The Veil and the Vault

The architecture at the Broad Museum in Los Angeles

The “Veil and the Vault” is the name and theme of the building that houses the Broad Museum in Los Angeles, California. Designed by the architecture firm Diller Scofidio + Renfro in collaboration with Gensler, the building is constructed of a glass square box-like building encased in a white porous facade. Described to look like a honeycomb lattice-like structure, it was intended to be an abstract reference and contrast to the adjacent Walt Disney Concert Hall, which also has a perforated exterior. The concept for this design was to serve as a reference to the museum’s functions. Typically, a standard museum houses all its storage collections and other artwork not on display in a vault usually hidden away from visitors. However, the Broad chose to highlight this aspect, setting its “vault” at the core of the building, where its structure is always in view. This sense of transparency allows visitors to get a glimpse of the museum process.

Contributor notes

What is surprising, refreshing, most interesting?

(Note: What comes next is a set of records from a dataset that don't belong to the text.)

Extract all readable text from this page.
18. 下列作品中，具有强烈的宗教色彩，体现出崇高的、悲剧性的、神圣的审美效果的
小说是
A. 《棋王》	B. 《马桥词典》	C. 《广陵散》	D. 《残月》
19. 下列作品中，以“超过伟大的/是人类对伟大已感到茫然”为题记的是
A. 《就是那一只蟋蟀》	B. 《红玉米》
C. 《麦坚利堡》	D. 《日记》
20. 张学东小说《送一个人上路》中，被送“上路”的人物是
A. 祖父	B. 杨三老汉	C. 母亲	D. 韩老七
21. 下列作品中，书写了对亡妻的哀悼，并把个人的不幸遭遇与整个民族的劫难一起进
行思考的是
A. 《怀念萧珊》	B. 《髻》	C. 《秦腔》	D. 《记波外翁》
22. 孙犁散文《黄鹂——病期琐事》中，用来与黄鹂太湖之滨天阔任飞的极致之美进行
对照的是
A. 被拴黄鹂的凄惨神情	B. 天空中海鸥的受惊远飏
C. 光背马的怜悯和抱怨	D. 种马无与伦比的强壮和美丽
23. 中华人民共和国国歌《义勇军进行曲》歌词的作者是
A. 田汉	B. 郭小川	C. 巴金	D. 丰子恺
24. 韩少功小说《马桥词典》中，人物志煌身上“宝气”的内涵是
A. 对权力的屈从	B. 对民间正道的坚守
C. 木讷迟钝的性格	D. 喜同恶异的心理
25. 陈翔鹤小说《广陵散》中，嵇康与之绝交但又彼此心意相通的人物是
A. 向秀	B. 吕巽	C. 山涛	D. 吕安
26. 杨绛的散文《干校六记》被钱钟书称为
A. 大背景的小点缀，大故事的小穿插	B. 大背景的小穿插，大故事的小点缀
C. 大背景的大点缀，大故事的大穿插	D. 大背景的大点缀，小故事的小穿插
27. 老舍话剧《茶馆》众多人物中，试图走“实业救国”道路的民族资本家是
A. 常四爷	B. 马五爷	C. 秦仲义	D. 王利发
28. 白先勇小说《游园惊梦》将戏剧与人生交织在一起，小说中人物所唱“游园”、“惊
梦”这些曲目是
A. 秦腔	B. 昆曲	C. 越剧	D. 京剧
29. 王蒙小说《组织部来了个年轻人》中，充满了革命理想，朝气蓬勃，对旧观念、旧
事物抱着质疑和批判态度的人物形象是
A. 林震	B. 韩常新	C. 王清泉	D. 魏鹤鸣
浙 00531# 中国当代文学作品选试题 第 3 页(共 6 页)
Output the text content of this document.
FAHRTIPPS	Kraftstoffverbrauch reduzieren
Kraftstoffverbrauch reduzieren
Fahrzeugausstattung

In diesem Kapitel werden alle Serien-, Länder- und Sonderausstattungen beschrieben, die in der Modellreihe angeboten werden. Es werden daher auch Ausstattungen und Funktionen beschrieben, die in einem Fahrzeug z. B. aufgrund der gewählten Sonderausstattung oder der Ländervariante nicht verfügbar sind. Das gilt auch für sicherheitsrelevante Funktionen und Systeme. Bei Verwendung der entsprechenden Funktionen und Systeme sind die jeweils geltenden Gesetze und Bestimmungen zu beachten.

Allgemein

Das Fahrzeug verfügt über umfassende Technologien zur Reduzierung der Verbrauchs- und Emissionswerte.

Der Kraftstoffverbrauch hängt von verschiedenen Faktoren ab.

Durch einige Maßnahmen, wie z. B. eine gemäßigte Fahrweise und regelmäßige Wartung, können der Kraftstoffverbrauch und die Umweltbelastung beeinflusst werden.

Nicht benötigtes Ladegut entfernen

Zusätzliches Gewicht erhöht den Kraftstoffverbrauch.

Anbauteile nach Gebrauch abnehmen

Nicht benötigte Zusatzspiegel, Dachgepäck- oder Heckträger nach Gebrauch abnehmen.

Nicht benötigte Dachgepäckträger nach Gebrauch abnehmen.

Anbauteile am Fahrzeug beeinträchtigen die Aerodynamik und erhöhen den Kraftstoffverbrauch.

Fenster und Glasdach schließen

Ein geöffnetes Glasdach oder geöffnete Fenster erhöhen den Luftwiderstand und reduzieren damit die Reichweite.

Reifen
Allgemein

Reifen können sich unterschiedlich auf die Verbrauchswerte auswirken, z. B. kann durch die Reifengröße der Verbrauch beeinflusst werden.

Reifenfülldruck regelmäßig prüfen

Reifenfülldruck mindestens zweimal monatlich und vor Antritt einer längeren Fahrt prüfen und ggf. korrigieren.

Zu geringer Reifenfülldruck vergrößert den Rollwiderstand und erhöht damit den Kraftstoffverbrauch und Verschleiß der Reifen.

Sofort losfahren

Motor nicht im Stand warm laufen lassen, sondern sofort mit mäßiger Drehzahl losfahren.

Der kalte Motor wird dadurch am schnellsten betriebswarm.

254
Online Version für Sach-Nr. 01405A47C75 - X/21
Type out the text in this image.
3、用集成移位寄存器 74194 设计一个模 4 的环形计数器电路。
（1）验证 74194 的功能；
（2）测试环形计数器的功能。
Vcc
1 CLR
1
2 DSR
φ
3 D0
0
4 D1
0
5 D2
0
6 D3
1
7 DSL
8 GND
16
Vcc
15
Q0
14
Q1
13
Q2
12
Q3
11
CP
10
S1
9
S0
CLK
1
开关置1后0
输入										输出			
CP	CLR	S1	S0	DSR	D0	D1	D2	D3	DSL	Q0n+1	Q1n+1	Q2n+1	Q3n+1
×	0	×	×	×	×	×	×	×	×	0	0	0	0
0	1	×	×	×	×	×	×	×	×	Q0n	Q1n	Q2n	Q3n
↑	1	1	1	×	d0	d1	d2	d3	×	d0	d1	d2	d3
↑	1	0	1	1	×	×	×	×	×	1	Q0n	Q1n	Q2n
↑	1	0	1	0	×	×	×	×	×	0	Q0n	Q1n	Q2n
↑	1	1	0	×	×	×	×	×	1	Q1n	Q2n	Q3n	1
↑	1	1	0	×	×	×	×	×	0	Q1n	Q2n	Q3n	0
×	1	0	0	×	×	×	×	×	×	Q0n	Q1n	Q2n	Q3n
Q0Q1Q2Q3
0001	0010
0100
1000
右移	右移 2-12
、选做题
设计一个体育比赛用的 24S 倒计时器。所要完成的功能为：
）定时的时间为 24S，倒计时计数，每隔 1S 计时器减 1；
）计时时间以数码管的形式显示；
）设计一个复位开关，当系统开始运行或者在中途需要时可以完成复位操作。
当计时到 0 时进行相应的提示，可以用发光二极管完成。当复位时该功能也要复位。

I think it really interesting to see the curatorial process and the functions of a museum that is usually not presented to the public. The museum created little windows and slivers of views that allow visitors to catch a glimpse of the behind-the-scenes work. While this doesn't entirely create the sense of transparency that it is trying to boast, it still reinforces the idea that this process is still very secretive.

Key Insights? What can we learn from this?

By setting the storage room, or the "vault" as something that can be viewed by visitors, it creates the idea that the functions of museum itself is in part a work of art. Similarly, it presents the question of why it is societally agreed upon that art not on display must be hidden away from view; it provokes the question: if the artwork itself is not on display, does it make it less of a work of art?